Quantidade de plástico nos oceanos vai quadruplicar até 2050, diz estudo
É necessário agir agora para evitar uma catástrofe irreversível
Em meados de 2015, o mundo se comoveu com um vídeo gravado na Costa Rica que mostrava o sofrimento de uma tartaruga marinha enquanto um biólogo usava alicates de metal para extrair de seu nariz um canudinho de plástico. As imagens viralizaram graças à firme disposição dos ativistas ambientais, que alertaram sobre o risco do uso excessivo do produto e do descarte inadequado nos oceanos. A justa indignação estimulou o surgimento de um movimento global de proteção da vida nos oceanos. Algumas das maiores redes de alimentos e bebidas do planeta, como McDonald’s, Burger King e Starbucks, deram os primeiros passos e abandonaram as versões plásticas, que passaram a ser substituídas por alternativas feitas de papel. Nos anos seguintes, conglomerados empresariais se comprometeram a reduzir o uso do material nas atividades industriais e governos criaram leis que restringiram a sua adoção. Era de supor, portanto, que os mares estivessem irremediavelmente no caminho da salvação. A realidade, porém, mostrou um cenário bem diferente.
Apesar das boas intenções, as medidas tiveram pouco efeito prático. Um novo relatório da organização WWF, centrada na conservação e recuperação ambiental, mostra que a situação é dramática — e pode piorar. A partir da análise de 2 590 estudos, o documento adverte que até o fim do século uma área marítima duas vezes e meia o tamanho da Groenlândia terá excedido os limites ecologicamente perigosos de concentração de microplásticos. O cálculo é baseado na projeção de que a produção de plástico dobrará até 2040 e, com isso, o volume de resíduos jogados no mar terá quadruplicado até 2050. Os efeitos já são sentidos: 2 144 espécies encontraram resíduos plásticos em seu hábitat e 88% dos animais marinhos são impactados negativamente pelo lixo jogado no oceano. A conclusão: o plástico continua onipresente e, se não for contido, provocará estragos ainda maiores no planeta.
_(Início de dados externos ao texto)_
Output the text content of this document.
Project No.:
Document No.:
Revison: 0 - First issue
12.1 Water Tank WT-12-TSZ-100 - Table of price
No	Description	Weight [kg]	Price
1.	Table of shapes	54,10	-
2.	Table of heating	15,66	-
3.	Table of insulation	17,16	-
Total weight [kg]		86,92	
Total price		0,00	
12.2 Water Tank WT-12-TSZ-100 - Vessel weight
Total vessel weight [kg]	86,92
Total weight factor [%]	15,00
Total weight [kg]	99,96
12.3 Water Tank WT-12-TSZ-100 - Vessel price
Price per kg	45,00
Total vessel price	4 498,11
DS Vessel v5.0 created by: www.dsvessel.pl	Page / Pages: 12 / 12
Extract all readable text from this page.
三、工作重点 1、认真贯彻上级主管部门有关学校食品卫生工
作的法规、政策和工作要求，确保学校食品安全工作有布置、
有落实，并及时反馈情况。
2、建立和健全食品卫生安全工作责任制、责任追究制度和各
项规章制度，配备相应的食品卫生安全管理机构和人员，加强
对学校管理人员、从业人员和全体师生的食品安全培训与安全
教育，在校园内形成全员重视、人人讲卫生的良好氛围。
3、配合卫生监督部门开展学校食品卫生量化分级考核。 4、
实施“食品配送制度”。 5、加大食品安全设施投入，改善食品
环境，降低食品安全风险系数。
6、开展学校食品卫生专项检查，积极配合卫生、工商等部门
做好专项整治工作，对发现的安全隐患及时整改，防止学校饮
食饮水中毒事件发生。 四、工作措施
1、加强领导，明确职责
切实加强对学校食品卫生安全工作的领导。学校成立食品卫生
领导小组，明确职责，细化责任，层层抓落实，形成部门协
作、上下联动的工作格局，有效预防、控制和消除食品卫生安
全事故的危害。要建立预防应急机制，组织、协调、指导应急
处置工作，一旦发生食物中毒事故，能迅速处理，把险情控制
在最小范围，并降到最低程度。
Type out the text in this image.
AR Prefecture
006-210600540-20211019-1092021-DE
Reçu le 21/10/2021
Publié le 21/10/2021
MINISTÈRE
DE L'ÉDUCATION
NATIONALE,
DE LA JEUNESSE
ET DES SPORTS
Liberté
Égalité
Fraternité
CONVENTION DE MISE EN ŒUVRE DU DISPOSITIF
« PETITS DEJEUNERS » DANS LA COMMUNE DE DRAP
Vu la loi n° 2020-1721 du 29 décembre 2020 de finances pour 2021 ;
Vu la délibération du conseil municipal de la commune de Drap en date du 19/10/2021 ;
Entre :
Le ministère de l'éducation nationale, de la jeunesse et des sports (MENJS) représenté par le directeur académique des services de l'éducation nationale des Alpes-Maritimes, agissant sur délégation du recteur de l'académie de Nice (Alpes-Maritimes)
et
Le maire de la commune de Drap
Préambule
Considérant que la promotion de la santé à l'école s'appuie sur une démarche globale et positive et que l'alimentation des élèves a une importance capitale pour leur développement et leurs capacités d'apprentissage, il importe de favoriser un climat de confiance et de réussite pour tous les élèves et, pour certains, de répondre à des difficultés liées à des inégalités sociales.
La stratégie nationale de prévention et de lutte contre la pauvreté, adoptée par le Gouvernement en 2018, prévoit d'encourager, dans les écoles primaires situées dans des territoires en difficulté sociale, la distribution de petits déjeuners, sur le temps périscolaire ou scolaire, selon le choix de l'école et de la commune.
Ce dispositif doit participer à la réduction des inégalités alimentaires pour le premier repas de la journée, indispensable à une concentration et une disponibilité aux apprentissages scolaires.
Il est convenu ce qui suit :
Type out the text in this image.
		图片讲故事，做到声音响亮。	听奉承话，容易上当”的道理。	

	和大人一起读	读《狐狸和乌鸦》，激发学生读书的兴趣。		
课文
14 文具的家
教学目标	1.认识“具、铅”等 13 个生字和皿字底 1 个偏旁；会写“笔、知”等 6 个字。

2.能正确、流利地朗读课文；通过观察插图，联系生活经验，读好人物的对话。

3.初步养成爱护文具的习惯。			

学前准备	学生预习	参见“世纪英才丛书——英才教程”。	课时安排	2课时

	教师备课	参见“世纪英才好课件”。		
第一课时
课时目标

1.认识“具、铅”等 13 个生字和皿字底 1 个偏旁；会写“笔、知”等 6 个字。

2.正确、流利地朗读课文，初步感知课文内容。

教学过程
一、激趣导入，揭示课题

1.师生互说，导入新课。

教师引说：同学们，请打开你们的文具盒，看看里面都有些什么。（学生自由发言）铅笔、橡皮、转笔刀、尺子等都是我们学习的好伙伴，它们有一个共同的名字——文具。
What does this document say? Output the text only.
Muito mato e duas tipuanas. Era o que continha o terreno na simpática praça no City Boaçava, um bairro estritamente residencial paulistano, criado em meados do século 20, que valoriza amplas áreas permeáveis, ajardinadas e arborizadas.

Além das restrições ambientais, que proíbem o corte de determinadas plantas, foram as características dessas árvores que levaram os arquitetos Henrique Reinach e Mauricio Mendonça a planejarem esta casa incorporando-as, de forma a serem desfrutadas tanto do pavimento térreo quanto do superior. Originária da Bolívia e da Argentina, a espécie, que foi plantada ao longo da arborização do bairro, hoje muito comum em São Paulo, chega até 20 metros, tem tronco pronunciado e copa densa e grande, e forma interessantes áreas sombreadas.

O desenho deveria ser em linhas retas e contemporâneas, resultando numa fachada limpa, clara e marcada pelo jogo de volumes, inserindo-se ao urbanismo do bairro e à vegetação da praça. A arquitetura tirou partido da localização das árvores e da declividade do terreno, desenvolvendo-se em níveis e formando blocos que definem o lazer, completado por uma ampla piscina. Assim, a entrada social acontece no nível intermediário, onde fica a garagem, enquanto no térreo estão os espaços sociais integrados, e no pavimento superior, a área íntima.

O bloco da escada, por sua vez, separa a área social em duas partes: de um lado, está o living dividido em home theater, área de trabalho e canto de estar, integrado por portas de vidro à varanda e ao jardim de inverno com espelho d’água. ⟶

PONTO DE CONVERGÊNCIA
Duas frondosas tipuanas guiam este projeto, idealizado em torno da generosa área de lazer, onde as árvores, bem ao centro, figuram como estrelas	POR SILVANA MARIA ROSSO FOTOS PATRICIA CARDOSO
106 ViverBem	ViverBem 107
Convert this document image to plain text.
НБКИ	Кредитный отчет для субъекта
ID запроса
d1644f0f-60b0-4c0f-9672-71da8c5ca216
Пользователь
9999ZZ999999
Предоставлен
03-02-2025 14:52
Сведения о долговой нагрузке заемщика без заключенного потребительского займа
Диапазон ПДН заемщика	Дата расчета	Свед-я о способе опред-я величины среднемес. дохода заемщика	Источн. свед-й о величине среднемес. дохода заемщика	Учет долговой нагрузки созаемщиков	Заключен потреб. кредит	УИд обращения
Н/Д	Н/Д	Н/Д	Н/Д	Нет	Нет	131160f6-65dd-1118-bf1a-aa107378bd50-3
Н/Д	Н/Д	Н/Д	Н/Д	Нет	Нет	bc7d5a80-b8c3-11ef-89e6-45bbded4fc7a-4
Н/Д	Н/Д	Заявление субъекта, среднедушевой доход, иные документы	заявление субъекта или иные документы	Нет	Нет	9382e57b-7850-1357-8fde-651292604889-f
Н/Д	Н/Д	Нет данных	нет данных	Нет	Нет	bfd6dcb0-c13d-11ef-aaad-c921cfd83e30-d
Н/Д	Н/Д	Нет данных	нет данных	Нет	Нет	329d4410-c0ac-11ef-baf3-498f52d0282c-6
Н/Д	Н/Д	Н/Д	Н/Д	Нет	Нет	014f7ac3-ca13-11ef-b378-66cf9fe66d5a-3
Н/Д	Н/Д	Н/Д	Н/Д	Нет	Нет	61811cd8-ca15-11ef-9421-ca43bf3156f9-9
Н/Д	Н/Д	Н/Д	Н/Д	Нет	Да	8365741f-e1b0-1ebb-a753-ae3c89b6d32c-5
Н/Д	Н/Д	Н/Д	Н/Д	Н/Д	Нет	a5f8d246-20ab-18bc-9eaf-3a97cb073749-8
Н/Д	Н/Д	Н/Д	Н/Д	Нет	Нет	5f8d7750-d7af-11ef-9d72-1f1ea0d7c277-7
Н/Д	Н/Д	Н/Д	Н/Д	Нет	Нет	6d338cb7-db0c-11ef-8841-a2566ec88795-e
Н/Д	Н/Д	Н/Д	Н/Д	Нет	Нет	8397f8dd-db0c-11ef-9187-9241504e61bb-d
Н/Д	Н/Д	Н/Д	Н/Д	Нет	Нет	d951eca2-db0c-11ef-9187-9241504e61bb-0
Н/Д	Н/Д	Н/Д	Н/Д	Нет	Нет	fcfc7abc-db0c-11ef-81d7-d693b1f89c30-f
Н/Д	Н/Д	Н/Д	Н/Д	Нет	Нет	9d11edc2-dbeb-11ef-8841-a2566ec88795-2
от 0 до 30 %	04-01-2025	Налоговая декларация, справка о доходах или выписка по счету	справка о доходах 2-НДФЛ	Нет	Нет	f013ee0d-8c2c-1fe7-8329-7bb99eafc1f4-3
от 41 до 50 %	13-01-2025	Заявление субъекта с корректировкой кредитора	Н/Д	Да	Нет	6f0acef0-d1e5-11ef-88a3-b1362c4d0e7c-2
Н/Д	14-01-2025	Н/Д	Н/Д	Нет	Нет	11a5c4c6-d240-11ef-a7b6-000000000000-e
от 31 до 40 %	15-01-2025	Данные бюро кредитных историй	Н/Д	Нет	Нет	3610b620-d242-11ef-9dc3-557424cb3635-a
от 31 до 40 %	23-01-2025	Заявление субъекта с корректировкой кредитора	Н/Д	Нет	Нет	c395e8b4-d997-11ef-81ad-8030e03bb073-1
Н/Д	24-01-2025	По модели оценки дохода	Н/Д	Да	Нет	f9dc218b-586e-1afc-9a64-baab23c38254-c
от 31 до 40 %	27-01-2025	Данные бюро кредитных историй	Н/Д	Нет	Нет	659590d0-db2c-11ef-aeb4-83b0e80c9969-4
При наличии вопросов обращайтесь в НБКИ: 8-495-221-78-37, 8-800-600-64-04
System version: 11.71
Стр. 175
“Eliminar a contaminação plástica do oceanos é muito complicado”, diz Heike Vesper, diretora do Programa Marinho da WWF Alemanha. “O plástico se degrada constantemente e, portanto, permanece nos mares por anos a fio.” A situação é dramática, mas nem tudo está perdido. Não há muito que fazer a respeito da degradação iniciada no passado, mas é possível criar mecanismos no presente que protejam o meio ambiente no futuro. Segundo especialistas, uma medida decisiva seria reduzir a zero a produção de plástico virgem a partir de combustíveis fósseis. O Brasil, contudo, parece ir na direção contrária. Um levantamento do Instituto de Estudos Socioeconômicos (Inesc) aponta que, em 2020, o país concedeu 124 bilhões de reais, ou 2% do PIB, em subsídios aos combustíveis fósseis, 25% a mais do que em 2019.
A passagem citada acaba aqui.